Esses são os tais “arrependidos”! Eles falam hoje da esquerda, em cujas catacumbas radicais estiveram e prosperaram nesse tempo, com uma espécie de assumido asco, com a falta de pudor com que um divorciado revela segredos de alcova de quem com ele se deitou. São cáusticos para com os antigos amigos que os não seguiram, têm o zelo feroz dos recém-convertidos, são os cristãos-novos do conservadorismo radical. Alguns tentam passar mesmo o rubicão filosófico, adotam, com fervor, os clássicos que em tempos zurziram, ficam extasiados perante os novoS “amanhãs que cantam” (agora os do liberalismo), bebem à pressa (é que eles já não vão para novos...) os teóricos que fazem as delícias de algumas “business schools” e da filosofia política que se ensina onde nós sabemos, amen!

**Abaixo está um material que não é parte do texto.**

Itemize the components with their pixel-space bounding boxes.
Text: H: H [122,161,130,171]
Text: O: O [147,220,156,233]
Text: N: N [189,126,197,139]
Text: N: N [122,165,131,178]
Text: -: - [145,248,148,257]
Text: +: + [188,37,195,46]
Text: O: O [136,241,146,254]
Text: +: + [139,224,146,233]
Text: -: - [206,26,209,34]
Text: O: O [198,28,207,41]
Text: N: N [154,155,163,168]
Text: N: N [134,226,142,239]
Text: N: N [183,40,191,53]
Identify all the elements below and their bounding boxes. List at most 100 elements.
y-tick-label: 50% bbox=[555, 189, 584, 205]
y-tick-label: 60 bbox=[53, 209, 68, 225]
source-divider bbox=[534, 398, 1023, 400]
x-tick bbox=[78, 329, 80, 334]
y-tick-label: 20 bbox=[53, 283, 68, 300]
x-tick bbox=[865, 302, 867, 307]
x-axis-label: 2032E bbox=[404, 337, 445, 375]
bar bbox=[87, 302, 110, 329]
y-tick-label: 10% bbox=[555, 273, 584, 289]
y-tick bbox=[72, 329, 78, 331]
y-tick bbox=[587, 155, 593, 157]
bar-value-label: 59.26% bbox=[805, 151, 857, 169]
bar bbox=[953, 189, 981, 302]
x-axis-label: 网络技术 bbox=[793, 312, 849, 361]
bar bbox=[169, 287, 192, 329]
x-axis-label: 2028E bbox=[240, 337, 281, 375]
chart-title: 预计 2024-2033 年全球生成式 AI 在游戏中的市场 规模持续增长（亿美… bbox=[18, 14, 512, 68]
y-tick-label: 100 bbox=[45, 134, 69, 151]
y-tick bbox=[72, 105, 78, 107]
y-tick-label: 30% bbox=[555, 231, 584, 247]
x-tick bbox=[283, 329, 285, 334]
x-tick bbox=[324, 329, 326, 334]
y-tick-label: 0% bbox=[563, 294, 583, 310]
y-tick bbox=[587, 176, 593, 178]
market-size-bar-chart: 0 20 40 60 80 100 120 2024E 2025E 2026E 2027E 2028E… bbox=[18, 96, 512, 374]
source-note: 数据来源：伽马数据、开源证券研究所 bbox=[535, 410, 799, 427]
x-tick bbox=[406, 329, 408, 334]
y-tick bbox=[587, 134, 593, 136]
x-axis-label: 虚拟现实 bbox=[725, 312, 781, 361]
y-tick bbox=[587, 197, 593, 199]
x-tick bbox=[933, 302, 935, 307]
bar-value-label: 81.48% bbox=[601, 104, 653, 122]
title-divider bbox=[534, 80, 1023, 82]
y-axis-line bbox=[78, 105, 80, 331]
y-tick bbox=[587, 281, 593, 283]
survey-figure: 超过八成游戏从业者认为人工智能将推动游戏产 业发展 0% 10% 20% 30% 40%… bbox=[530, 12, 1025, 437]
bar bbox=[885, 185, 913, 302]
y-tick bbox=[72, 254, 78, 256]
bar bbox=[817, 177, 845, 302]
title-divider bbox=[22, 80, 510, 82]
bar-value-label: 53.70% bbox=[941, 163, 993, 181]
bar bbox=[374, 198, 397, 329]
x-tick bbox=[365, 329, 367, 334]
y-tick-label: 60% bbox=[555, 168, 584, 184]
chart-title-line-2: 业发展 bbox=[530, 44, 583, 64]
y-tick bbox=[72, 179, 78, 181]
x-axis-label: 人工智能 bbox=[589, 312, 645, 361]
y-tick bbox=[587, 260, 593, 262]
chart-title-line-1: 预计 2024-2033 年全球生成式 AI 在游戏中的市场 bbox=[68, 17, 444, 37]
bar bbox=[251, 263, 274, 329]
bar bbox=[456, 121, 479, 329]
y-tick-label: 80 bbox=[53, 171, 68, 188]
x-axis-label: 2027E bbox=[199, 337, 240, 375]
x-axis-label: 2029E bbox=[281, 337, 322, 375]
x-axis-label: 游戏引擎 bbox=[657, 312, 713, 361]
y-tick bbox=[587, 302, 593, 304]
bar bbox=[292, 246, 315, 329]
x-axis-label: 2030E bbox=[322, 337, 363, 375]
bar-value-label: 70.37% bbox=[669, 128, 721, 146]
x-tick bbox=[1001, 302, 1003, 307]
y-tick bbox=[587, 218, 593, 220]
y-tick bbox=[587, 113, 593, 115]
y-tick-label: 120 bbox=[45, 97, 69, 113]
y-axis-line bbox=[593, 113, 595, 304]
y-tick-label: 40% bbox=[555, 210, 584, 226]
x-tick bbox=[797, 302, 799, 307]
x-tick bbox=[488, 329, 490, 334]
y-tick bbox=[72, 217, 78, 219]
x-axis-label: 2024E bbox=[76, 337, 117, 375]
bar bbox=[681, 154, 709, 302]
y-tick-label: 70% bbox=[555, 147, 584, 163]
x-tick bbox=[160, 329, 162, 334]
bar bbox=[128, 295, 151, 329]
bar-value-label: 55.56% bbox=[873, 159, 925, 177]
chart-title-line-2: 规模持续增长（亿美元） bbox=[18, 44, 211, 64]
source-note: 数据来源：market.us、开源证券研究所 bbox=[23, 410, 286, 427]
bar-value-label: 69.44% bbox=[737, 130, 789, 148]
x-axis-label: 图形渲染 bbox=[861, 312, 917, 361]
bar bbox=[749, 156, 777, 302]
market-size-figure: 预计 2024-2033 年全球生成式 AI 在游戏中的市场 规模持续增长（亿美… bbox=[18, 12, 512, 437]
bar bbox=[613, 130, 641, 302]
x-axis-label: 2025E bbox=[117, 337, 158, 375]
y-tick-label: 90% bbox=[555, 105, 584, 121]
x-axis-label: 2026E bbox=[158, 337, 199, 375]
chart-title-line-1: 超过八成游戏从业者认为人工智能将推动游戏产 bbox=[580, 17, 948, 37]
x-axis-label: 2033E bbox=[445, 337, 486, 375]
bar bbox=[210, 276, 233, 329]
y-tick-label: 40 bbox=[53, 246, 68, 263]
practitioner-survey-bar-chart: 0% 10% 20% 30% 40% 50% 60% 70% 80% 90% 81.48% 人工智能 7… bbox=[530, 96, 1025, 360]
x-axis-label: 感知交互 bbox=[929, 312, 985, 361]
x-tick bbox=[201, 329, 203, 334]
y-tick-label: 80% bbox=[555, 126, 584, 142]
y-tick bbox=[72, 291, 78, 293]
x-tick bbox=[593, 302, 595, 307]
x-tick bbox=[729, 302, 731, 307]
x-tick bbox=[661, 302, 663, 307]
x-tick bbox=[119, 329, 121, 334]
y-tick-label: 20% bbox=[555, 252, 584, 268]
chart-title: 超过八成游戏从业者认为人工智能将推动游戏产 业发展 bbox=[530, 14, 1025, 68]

Com o PSD caído nas mãos de Rio, com Passos Coelho em casa, com Marcelo imprestável para o seu projeto, com a “troika” que era a sua esperança posta com dono, com as agências de “rating” a parecerem ”feitas” com a Geringonça, com o diabo atrasado e Bruxelas a sorrir ao país, esses “arrependidos”, angustiados e deserdados do futuro, hoje mergulhados, de forma melancólica, em “blues” de alma que lhes atazanam o sono, estão agora a aproximar-se, ainda a medo, do que lhes chega do Chega, mas ainda não se decidiram se vale a pena ou não investir no Chicão.
Eles vão observando. Nós vamos topando-os.